We report a significant increase in mid-infrared emission $\leq10$ $μ$m in a transitional disk. The 2024 JWST/MIRI observation of the disk around CVSO 1942 reveals flux increase by a factor of two at $λ\leq10$ $μ$m, compared to the near photospheric flux level observed with Spitzer/IRS in 2005. No significant change in flux at $\gtrsim15$ $μ$m is detected in the spectra. Comparing the MIRI/MRS spectrum and NEOWISE photometry, we found that this $\leq10$ $μ$m flux increase occurs on a timescale of 2 weeks and is consistent with the presence of warm (1,400 K), optically thick, large ($\gtrsim1$ $μ$m) dust grains near the dust sublimation radius. We propose that this rapid dust appearance may indicate in situ dust formation, possibly from planetesimal collisions in the inner disk.

Figures (4)

• Figure 1: Infrared Spectral Variability of CVSO 1942. The blue, orange, and red lines are observations from JWST/MIRI (2024), Spitzer/IRS-LowRes (2005), and Spitzer/IRS-HiRes (2008), respectively. The best fit to the IRS-LowRes spectrum is shown as a black dashed line, which represents the combination of the photosphere (gray dotted line), the optically thin dust (brown solid line), and the outer wall (green solid line), as described in espaillat2012. By adding a blackbody component with T=1400 K (pink solid line) to the 2008 Spitzer model, we can fit the JWST/MIRI observation. The purple and red vertical bars denote the range of observations with WISE W1 and W2, shown in Fig. \ref{['fig:wise']}.

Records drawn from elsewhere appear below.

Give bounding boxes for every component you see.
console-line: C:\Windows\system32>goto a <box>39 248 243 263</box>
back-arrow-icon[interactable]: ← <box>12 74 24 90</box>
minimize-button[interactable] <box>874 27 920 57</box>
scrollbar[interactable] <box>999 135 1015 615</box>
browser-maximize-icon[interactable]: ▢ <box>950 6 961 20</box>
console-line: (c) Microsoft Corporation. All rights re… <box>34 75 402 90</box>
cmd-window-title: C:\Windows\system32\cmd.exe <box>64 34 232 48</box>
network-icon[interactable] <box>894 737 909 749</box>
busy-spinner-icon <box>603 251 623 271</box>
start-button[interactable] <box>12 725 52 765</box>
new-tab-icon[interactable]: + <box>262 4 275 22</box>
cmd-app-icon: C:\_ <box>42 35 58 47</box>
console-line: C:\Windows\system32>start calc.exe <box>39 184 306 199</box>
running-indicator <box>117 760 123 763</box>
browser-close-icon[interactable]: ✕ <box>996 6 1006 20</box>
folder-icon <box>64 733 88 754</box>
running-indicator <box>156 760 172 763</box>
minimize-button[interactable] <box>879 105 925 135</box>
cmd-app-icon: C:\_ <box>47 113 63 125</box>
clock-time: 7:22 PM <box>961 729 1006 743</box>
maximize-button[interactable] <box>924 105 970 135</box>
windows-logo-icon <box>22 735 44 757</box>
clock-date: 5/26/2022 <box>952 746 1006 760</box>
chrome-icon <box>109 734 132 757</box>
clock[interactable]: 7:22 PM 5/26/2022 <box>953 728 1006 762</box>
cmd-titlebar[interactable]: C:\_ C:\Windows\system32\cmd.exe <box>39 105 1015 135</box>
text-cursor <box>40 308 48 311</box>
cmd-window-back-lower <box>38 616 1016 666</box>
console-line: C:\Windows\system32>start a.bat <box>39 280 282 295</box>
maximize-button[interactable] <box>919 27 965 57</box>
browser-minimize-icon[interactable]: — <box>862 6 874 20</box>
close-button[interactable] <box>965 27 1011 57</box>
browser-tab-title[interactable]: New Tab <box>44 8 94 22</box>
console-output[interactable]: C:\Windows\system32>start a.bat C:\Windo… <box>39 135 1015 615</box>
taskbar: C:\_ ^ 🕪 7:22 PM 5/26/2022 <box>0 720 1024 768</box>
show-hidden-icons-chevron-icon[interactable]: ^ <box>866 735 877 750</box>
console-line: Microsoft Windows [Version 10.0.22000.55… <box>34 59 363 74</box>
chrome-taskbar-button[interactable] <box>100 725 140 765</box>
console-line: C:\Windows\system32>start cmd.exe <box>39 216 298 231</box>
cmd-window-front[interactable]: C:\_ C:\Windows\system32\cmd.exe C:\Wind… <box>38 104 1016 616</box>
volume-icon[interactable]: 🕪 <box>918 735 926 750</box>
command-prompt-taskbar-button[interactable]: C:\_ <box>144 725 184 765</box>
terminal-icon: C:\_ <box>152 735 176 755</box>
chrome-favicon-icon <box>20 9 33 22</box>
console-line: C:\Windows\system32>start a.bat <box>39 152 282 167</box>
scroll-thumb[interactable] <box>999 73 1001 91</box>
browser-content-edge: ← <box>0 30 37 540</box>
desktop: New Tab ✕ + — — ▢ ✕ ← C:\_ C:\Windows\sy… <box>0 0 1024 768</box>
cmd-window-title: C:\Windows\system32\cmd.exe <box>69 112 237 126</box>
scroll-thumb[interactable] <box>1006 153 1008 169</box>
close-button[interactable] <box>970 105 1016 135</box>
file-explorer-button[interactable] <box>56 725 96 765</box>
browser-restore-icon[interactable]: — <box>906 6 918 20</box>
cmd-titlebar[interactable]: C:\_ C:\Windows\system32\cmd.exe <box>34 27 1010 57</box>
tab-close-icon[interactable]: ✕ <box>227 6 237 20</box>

• Figure 2: Left: The light curve of CVSO 1942 from the ALLWISE (2010-2011) and NEOWISE (2014-2024) survey. The photosphere has been subtracted. The horizontal lines indicate the levels extrapolated by the models that fit the 2008 Spitzer observation (dashed lines) and the 2024 JWST observation (solid lines). The horizontal dotted lines show the photospheric level, and the vertical dashed line shows the date of the JWST observation, which was 2 weeks after the last NEOWISE observation. The data points are binned to 7-days. Right: The zoom-in, unbinned light curve of the star around the JWST observation.
• Figure 3: Optical light curves of CVSO 1942. Top/middle: The photometry from ZTF DR23 in the g and r bands. The data points are subtracted by the median magnitudes (shown in dashed lines). Vertical lines mark the observation dates of TESS, Magellan/MIKE (2020), JWST/MIRI, and WIYN/NEID. Bottom: The TESS light curve. The optical light curve is periodic with a period of 4.688 days.
• Figure 4: H$\alpha$ profiles of CVSO 1942 across 15 years. The blue lines represent the observations, the red lines represent the average magnetospheric model, and the gray lines represent the top 100 best-fit models. The orange lines are the average chromospheric models, and the black lines are the average total models.